When the market goes up, it frequently feels safe. But folks can get worried when the market goes down unexpectedly. These dips are either corrections or crashes in the stock market. Both have expenses that go down, but they are distinct in size, time, and effect.

This page talks about the differences between the two, how often they happen, how long they last, and what role they play in the bigger picture of the stock market.

Market Corrections Versus Crashes

A correction in the stock market usually means that the price has decreased 10% to 20% from a recent peak. It normally happens as part of normal market activity and doesn't persist long.

A crash, on the other hand, is when something drops more than 20% in a short period of time. Crashes often happen after big shocks, such as financial scandals or worldwide crises. There are a lot of corrections, but not as many accidents. When they do happen, they are severe.

How Often Does The Stock Market Crash?

But crashes don't happen all the time. There were huge crashes in India during these times:

In 1992, there was a scam that involved Harshad Mehta.

The Global Financial Crisis of 2008

2020 (lockdown because of COVID-19)

These occurrences happened because of factors that don't usually happen in the market. Moneycontrol and other sources say that statistics from the NSE and BSE show that these kinds of crashes have only happened a few times in the last 30 years.

Things often go better after major tragedies, but it depends on the economy and how the government responds.

How Long Does a Stock Market Crash Last?

It could take months or even years to get back on track after a crash. Here are several examples:

Crash Year | Cause | Recovery Time 1992 | Stock market hoax | 18–24 months 2008 | Global crisis | Around 2 years 2020 | Pandemic shock | Less than 1 year

The market will have to trust again before it ends. Changes in interest rates, government support, and events across the world all have an effect on how long it takes to recover.

How Long Does a Stock Market Correction Last?

Usually, corrections don't last as long. The Economic Times says that most corrections in Indian markets run from one to three months.

Here are some things that are common:

  • Taking profits or overvaluing caused it

  • Often come to an agreement without making big changes to policy

  • Help the market go back into balance during the cycle in a natural way

  • People usually think of corrections as good improvements that bring prices back to where they should be.

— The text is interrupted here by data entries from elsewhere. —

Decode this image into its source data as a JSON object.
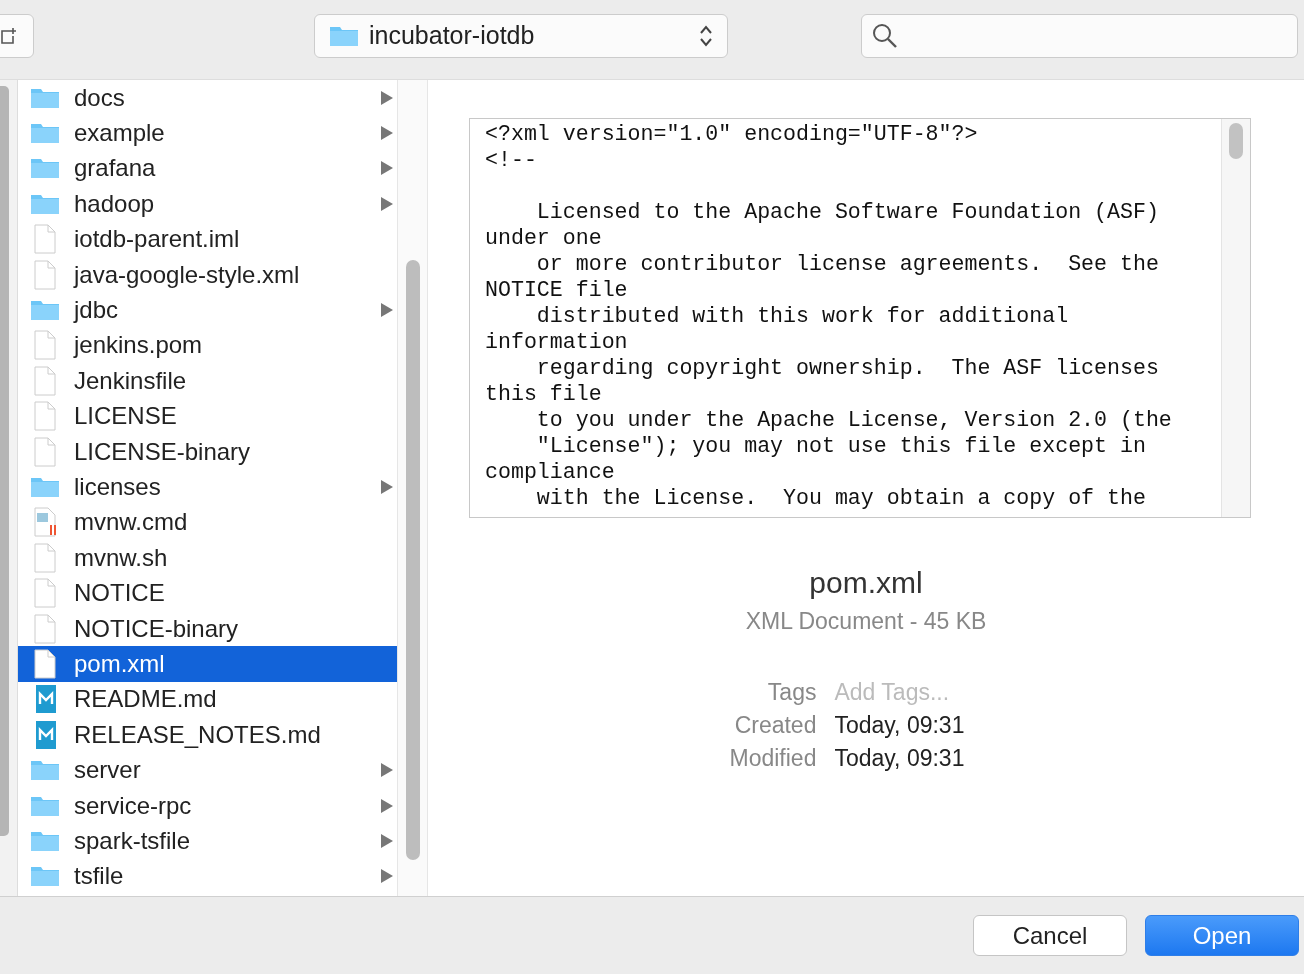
{
  "toolbar": {
    "location": "incubator-iotdb"
  },
  "files": [
    {
      "name": "docs",
      "kind": "folder",
      "selected": false
    },
    {
      "name": "example",
      "kind": "folder",
      "selected": false
    },
    {
      "name": "grafana",
      "kind": "folder",
      "selected": false
    },
    {
      "name": "hadoop",
      "kind": "folder",
      "selected": false
    },
    {
      "name": "iotdb-parent.iml",
      "kind": "file",
      "selected": false
    },
    {
      "name": "java-google-style.xml",
      "kind": "file",
      "selected": false
    },
    {
      "name": "jdbc",
      "kind": "folder",
      "selected": false
    },
    {
      "name": "jenkins.pom",
      "kind": "file",
      "selected": false
    },
    {
      "name": "Jenkinsfile",
      "kind": "file",
      "selected": false
    },
    {
      "name": "LICENSE",
      "kind": "file",
      "selected": false
    },
    {
      "name": "LICENSE-binary",
      "kind": "file",
      "selected": false
    },
    {
      "name": "licenses",
      "kind": "folder",
      "selected": false
    },
    {
      "name": "mvnw.cmd",
      "kind": "script",
      "selected": false
    },
    {
      "name": "mvnw.sh",
      "kind": "file",
      "selected": false
    },
    {
      "name": "NOTICE",
      "kind": "file",
      "selected": false
    },
    {
      "name": "NOTICE-binary",
      "kind": "file",
      "selected": false
    },
    {
      "name": "pom.xml",
      "kind": "file",
      "selected": true
    },
    {
      "name": "README.md",
      "kind": "markdown",
      "selected": false
    },
    {
      "name": "RELEASE_NOTES.md",
      "kind": "markdown",
      "selected": false
    },
    {
      "name": "server",
      "kind": "folder",
      "selected": false
    },
    {
      "name": "service-rpc",
      "kind": "folder",
      "selected": false
    },
    {
      "name": "spark-tsfile",
      "kind": "folder",
      "selected": false
    },
    {
      "name": "tsfile",
      "kind": "folder",
      "selected": false
    }
  ],
  "preview": {
    "text": "<?xml version=\"1.0\" encoding=\"UTF-8\"?>\n<!--\n\n    Licensed to the Apache Software Foundation (ASF)\nunder one\n    or more contributor license agreements.  See the\nNOTICE file\n    distributed with this work for additional\ninformation\n    regarding copyright ownership.  The ASF licenses\nthis file\n    to you under the Apache License, Version 2.0 (the\n    \"License\"); you may not use this file except in\ncompliance\n    with the License.  You may obtain a copy of the",
    "filename": "pom.xml",
    "kind_size": "XML Document - 45 KB",
    "meta": [
      {
        "label": "Tags",
        "placeholder": "Add Tags..."
      },
      {
        "label": "Created",
        "value": "Today, 09:31"
      },
      {
        "label": "Modified",
        "value": "Today, 09:31"
      }
    ]
  },
  "buttons": [
    {
      "label": "Cancel",
      "kind": "secondary"
    },
    {
      "label": "Open",
      "kind": "primary"
    }
  ]
}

How often Do Stock Market Corrections Occur?

Corrections happen more often than crashes. Business Standard claims that Indian stock markets correct themselves at least once every 12 to 18 months.

Here are some common reasons:

  • Changes in the worldwide market

  • The RBI is increasing interest rates.

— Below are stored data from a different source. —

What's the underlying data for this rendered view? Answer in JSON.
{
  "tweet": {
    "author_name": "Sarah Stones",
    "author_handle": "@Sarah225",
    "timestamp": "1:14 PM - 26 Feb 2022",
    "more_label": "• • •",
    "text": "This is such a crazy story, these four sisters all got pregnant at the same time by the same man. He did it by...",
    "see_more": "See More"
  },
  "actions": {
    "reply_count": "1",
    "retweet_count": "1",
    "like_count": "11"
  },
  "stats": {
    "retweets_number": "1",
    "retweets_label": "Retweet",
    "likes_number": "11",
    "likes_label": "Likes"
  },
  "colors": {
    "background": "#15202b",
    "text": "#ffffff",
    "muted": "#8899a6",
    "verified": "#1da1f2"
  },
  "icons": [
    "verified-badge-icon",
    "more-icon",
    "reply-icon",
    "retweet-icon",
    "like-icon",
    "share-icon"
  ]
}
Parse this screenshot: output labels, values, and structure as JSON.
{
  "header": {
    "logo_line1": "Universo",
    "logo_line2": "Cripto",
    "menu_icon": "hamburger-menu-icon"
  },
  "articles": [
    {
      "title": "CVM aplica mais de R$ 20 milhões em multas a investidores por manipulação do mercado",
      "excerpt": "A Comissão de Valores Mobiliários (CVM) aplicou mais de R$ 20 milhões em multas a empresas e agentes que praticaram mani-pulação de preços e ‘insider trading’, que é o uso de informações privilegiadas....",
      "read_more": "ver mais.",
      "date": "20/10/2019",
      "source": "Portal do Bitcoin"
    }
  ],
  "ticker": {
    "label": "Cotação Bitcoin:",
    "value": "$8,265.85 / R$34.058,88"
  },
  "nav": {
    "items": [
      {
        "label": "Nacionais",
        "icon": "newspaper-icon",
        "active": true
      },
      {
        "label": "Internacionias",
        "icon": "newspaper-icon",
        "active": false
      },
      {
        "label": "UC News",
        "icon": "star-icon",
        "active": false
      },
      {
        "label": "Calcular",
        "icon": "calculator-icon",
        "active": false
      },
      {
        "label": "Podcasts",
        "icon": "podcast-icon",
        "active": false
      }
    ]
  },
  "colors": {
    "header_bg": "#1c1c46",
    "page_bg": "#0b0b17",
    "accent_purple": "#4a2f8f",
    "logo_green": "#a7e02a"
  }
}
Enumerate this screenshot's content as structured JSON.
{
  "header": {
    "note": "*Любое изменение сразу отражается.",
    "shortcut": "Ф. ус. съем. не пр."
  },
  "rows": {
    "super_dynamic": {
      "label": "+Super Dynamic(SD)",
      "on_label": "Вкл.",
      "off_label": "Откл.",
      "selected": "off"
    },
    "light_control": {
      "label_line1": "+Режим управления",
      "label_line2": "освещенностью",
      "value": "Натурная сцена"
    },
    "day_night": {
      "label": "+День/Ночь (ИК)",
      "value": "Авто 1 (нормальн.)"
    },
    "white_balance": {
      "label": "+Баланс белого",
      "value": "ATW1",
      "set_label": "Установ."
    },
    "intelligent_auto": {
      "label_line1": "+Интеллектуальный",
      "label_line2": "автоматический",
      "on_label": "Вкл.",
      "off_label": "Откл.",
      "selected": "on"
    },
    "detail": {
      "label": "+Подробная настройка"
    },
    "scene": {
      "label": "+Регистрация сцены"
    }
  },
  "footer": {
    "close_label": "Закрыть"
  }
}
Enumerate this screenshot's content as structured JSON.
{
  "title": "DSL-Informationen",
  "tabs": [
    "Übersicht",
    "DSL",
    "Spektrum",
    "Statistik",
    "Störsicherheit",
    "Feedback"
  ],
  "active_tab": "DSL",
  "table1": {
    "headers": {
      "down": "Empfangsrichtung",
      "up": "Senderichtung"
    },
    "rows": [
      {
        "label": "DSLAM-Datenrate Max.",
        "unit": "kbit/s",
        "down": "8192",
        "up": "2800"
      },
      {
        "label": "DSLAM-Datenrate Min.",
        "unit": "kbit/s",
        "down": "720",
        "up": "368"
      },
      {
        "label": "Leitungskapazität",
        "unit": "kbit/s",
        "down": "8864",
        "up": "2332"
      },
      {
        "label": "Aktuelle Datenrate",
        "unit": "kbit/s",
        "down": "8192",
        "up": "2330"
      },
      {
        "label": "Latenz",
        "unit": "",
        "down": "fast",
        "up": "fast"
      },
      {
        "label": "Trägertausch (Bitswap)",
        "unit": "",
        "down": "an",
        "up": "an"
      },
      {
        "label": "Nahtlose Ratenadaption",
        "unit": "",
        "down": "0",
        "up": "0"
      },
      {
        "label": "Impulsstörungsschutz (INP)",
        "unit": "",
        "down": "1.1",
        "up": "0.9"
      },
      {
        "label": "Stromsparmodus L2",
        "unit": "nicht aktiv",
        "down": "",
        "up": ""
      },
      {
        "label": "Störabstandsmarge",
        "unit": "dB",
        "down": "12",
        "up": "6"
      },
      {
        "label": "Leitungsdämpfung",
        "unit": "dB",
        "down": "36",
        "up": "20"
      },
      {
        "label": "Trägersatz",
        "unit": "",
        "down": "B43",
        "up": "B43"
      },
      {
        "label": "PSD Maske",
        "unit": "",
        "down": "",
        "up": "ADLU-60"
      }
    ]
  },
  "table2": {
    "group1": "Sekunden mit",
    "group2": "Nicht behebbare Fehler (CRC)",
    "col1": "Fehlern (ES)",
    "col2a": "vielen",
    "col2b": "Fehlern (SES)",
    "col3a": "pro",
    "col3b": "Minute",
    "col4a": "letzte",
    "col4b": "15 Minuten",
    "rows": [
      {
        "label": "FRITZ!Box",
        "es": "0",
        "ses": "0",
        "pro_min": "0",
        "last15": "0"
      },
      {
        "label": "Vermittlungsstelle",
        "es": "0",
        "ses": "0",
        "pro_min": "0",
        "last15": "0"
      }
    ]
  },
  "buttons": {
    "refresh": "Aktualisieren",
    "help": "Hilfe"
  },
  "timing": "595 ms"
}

  • Results for the company that were worse than expected

  • How investors' feelings have changed

  • Even though they are hard, corrections help protect bubbles from building in the market that can't persist.

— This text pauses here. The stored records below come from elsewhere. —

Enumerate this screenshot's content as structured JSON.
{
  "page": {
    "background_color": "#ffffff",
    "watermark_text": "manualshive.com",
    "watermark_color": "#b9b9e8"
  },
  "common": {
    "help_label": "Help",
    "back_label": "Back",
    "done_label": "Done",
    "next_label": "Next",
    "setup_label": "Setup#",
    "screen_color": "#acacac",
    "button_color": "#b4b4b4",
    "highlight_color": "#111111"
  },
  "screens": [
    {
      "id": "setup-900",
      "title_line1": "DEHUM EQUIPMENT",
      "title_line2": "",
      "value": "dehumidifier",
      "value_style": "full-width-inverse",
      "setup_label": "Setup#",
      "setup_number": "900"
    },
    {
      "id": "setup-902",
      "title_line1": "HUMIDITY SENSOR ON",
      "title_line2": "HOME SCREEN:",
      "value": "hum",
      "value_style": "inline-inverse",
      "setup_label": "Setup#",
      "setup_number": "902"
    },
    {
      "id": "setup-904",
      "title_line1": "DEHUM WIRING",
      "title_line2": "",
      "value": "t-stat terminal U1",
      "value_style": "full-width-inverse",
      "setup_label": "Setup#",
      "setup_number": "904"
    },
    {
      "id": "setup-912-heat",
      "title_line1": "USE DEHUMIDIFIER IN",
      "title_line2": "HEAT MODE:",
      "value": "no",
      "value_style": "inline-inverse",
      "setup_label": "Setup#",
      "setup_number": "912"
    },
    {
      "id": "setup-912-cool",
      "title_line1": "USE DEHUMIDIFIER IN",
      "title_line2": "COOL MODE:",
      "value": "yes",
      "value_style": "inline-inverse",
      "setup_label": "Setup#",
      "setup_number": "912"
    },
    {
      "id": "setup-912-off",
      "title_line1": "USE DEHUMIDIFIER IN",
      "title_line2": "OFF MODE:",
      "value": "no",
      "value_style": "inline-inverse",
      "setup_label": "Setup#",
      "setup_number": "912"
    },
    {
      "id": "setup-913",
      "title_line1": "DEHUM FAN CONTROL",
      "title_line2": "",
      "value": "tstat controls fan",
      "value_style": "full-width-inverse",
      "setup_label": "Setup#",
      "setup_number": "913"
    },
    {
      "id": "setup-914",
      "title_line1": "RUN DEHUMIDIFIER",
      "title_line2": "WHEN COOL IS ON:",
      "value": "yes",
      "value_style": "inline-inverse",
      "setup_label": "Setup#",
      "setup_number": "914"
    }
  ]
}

What Should I Do About Stock Market crashes and Corrections?

You can keep calm if you know the difference. In the past, both events have been short-lived, but crashes can have long-term effects.

During these periods, investors usually do the following:

  • Consider again how much risk they are willing to take.

  • Put money into a variety of things.

  • Read news from RBI, SEBI, and NSE to stay up to date.

  •  Talk to a professional financial advisor if you need help.

  •  Don't panic; instead, base your decisions on your long-term financial goals.

Additional Read: Market Correction - Definition & Factors to Consider

Conclusion

There are two types of dips in the stock market: corrections and crashes. They happen for different reasons and have different repercussions. Corrections happen a lot, and they're not hard to deal with. Crashes are rare and bad, but they are nonetheless a part of the market cycle.

If you know the difference and seek patterns, you might be able to better understand how the market works and navigate through it more mindfully.